Talking about your concerns with an independent financial adviser, someone at your bank or a credit counselor can make a big difference when it comes to addressing money matters and regaining your health. Think of it as your financial checkup.
“I’ve always believed strongly in the importance of taking a comprehensive, holistic, integrative approach to your future from a financial perspective,” says Cary List, president and CEO of the Financial Planning Standards Council. “People who get a physical every year and deal with things early before they become problems have greater peace of mind. It’s a preventive approach.
“There are so many people out there who have nagging pain or problems and are really very worried, but out of fear don’t act. It’s actually worse because when you’re not getting professional advice or going for a checkup, you have that uncertainty hanging over your head. It’s the same with finances.”

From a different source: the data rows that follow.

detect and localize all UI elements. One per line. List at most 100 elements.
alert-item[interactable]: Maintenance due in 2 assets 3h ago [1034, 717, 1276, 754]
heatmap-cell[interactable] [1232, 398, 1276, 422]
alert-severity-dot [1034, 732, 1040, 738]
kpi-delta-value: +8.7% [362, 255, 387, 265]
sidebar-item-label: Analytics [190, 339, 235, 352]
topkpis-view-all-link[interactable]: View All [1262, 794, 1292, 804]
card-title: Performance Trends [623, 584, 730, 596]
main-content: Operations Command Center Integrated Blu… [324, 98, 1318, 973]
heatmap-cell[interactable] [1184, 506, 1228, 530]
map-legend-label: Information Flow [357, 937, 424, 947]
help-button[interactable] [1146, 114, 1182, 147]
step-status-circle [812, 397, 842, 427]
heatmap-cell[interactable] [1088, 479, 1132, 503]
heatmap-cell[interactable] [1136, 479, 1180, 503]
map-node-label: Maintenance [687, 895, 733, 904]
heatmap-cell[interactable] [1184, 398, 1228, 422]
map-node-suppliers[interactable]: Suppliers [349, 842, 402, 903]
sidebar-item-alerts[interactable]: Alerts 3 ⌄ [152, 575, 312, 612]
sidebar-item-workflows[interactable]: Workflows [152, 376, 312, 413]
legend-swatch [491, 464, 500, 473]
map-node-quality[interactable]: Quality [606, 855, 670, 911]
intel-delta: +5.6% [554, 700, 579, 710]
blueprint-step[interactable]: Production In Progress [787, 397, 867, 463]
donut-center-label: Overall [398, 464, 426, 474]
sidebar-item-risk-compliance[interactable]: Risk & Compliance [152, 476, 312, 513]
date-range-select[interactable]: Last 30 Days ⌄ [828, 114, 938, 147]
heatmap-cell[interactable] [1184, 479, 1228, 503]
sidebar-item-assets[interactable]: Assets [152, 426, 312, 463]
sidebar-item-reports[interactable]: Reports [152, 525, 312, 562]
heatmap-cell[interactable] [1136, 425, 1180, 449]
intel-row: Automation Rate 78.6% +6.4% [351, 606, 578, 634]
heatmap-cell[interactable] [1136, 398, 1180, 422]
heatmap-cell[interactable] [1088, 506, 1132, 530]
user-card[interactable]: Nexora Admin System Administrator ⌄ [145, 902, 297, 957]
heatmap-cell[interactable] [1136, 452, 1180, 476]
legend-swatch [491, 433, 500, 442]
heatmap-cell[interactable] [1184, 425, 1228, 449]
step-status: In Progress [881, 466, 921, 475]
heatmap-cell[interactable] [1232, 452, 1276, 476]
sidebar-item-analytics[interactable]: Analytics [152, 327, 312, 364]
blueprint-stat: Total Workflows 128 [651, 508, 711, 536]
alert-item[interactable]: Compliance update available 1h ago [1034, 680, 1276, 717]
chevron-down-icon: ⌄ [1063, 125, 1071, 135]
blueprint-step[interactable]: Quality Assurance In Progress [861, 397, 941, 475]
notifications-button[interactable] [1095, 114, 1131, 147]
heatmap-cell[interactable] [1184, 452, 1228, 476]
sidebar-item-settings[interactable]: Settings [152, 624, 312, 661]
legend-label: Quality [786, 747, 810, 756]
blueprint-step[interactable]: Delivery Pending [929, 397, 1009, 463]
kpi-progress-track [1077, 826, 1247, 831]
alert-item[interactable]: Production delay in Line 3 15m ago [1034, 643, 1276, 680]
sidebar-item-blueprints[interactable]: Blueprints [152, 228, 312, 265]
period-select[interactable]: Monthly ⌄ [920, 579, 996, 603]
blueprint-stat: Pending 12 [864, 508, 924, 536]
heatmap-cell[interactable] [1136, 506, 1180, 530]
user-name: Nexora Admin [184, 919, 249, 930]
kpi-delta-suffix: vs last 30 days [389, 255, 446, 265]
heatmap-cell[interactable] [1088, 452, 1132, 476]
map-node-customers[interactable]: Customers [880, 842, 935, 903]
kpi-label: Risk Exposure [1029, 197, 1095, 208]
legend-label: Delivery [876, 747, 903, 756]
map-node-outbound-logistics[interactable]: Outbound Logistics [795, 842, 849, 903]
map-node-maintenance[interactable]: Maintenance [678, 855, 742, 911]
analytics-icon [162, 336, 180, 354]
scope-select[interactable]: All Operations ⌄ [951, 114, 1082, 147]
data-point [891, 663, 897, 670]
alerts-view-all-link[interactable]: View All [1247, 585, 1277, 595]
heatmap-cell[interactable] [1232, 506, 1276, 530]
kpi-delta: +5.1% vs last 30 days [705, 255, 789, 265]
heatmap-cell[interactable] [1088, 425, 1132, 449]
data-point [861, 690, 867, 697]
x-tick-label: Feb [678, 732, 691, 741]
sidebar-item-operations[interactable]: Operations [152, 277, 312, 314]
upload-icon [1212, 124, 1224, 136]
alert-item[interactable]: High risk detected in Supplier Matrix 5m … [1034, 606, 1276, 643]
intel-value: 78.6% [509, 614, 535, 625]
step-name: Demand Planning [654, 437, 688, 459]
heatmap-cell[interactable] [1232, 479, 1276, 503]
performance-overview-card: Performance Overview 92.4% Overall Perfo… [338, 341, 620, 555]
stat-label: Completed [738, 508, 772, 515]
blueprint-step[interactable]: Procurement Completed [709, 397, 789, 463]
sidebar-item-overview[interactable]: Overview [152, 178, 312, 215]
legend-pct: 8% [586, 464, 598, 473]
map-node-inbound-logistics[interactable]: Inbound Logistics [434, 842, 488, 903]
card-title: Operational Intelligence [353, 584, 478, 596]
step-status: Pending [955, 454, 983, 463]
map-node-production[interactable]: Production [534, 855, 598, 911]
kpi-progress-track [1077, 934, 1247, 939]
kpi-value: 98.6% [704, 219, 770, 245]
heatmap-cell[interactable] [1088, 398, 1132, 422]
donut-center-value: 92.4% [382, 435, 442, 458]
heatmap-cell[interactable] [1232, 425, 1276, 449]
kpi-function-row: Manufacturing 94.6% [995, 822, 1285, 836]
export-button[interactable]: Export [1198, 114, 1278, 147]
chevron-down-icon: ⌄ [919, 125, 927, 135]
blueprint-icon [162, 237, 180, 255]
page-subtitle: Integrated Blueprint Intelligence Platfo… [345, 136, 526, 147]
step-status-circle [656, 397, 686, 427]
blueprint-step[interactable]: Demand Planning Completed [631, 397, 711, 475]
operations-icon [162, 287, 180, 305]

Know where your money goes
Track your spending for a month or two. That way, you can see just how much you may be wasting on things like lattes.
Aim to cut back by 10 percent
If that seems impossible, reverse your thinking. Ask yourself, “What would happen if the economy were in a downturn and my income was cut by 10 percent?”
Pay off high-interest debt first
Write down all the debts you have and the interest rate each carries, including credit cards, lines of credit, retail loans, car loans and the like. Conquer high-interest debts first, like department store cards and other credit cards. Consider consolidating debt for a lower overall interest rate.